The paper addresses how to extract a continuum quantum gravity description from discrete, time-evolving systems by interpreting time evolution as refining, coarse graining, and entangling operations. It develops an inductive-limit framework for continuum Hilbert spaces, with embedding maps tied to dynamics and cylindrical consistency ensuring a well-defined continuum limit. Topological theories provide exact realizations of these ideas, while non-topological theories require coarse graining and potentially nonlocal embeddings to recover diffeomorphism-like invariances.

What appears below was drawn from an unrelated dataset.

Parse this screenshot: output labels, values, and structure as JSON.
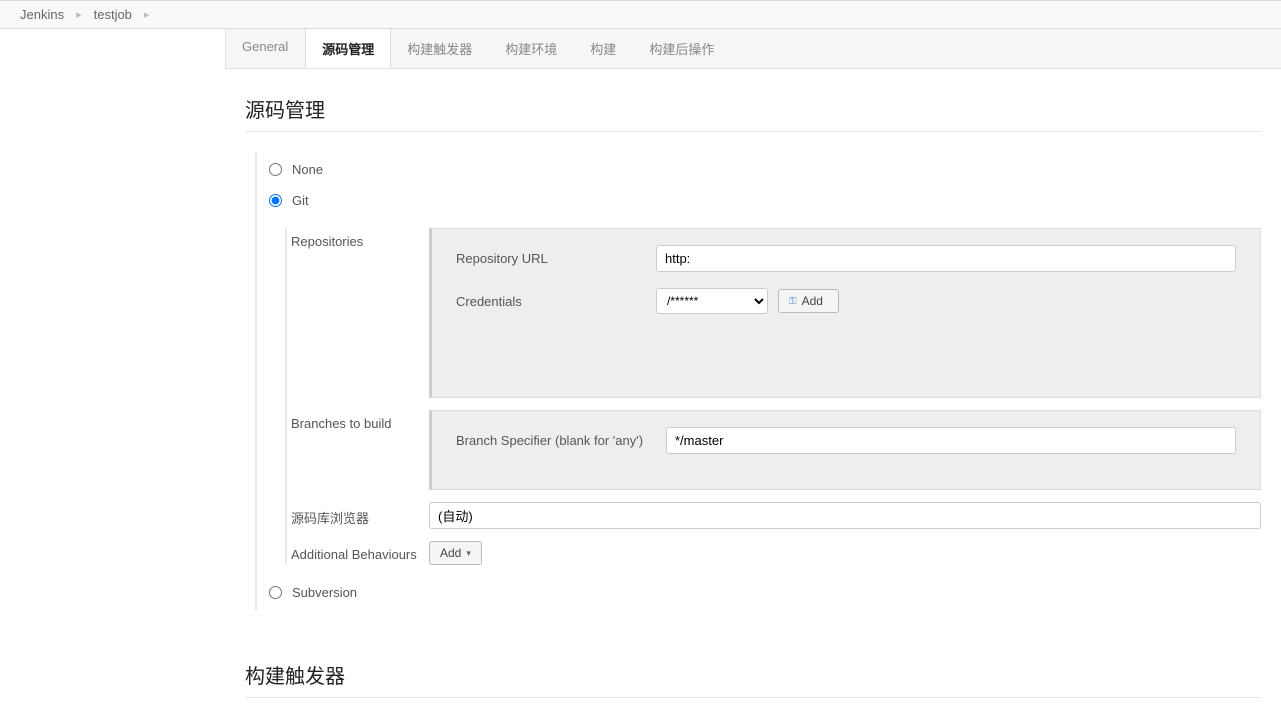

The work also connects tensor network renormalization, Hartle-Hawking no-boundary vacua, and spin-foam formalisms, offering a concrete pathway to define physical vacua and continuum dynamics in quantum gravity, alongside open questions about embeddings, divergences, and the role of locality.

Abstract

We argue that refining, coarse graining and entangling operators can be obtained from time evolution operators. This applies in particular to geometric theories, such as spin foams. We point out that this provides a construction principle for the physical vacuum in quantum gravity theories and more generally allows to construct a (cylindrically) consistent continuum limit of the theory.

Figures (8)

• Figure 1: A $1-3$ move in the 2D hypersurface can be obtained by gluing a tetrahedron with one of its triangles to the hypersurface.
• Figure 2: A $2-2$ move in the 2D hypersurface can be obtained by gluing a tetrahedron with two of its triangles to the hypersurface.
• Figure 3: The scalar field on a circle and its time evolution. The circle is drawn as an interval with periodic boundary conditions indicated by the dashed lines.
• Figure 4: The time evolution proceeds by moving the null edge $(\nu_1,\nu_2)$ to $(\nu'_1,\nu'_2)$.
• Figure 5: Time evolution can also proceed by gluing small diamonds to the hypersurface, which will however produce past directed null edges. Note that in this case $\phi(\nu")$ will be constrained and determined by the fields at the other vertices on the 'equal time' hypersurface.